Anneal and ligate Oligonucleotides. Assemble the annealing/ligation buffer: 1× T4 Ligation Buffer, 50 % PEG-8000, 0.1 % Tween-20, and add each oligonucleotide to a final concentration of 10 nM. Heat to 95 °C for 3 minutes and slowly cool to 25 °C at 2 °C per minute. Note that several spacer/split combinations can be mixed into the same reaction to assemble larger, diverse arrays. Add T4 DNA ligase (to 8 U/µL final concentration), and incubate at 25 °C for 2 hours.

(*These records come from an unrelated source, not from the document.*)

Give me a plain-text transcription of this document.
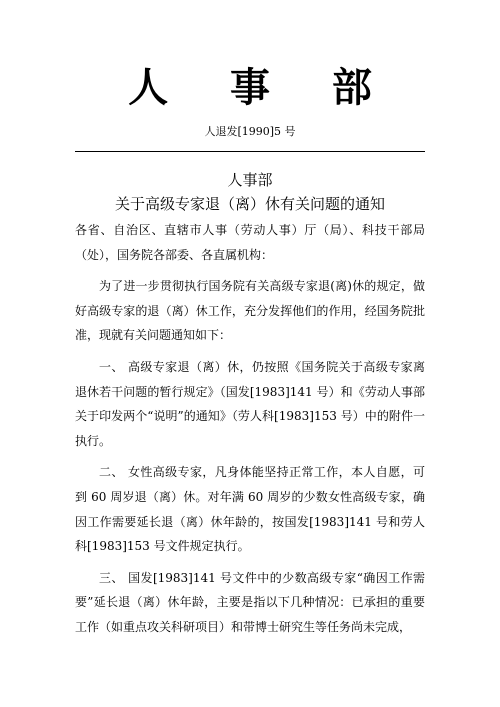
人 事 部
人退发[1990]5 号
人事部
关于高级专家退（离）休有关问题的通知

各省、自治区、直辖市人事（劳动人事）厅（局）、科技干部局（处），国务院各部委、各直属机构：

为了进一步贯彻执行国务院有关高级专家退(离)休的规定，做好高级专家的退（离）休工作，充分发挥他们的作用，经国务院批准，现就有关问题通知如下：

一、 高级专家退（离）休，仍按照《国务院关于高级专家离退休若干问题的暂行规定》（国发[1983]141 号）和《劳动人事部关于印发两个“说明”的通知》（劳人科[1983]153 号）中的附件一执行。

二、 女性高级专家，凡身体能坚持正常工作，本人自愿，可到 60 周岁退（离）休。对年满 60 周岁的少数女性高级专家，确因工作需要延长退（离）休年龄的，按国发[1983]141 号和劳人科[1983]153 号文件规定执行。

三、 国发[1983]141 号文件中的少数高级专家“确因工作需要”延长退（离）休年龄，主要是指以下几种情况：已承担的重要工作（如重点攻关科研项目）和带博士研究生等任务尚未完成，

Heat inactivate at 65 °C for 10 minutes.
Select and amplify assembled sequences.
Assemble a PCR reaction to select and amplify correctly assembled sequences: 1× Phusion HF Buffer, 0.1 % Tween-20, 0.25 mM each dNTP, 3 % DMSO, 500 nM each forward and reverse primer, 0.05 U/µL Phusion Polymerase and ligation product at a final concentration of 1/100 ×. Cycle the reaction at 98 °C for 30s, then 25 cycles of 98 °C for 15s, 72 °C for 60 s, then hold at 72 °C for 5 minutes.
Gel purify amplified sequences As it is possible to assemble several different sequences (one spacer, two spacers, etc.) it is necessary to gel purify species before cutting and transformation. Run samples on a mini 10 % TBE-PAGE gel at 100 V for 1.5 hours (until bromophenol blue runs off of the gel). Excise and purify the desired spacer-repeat lengths.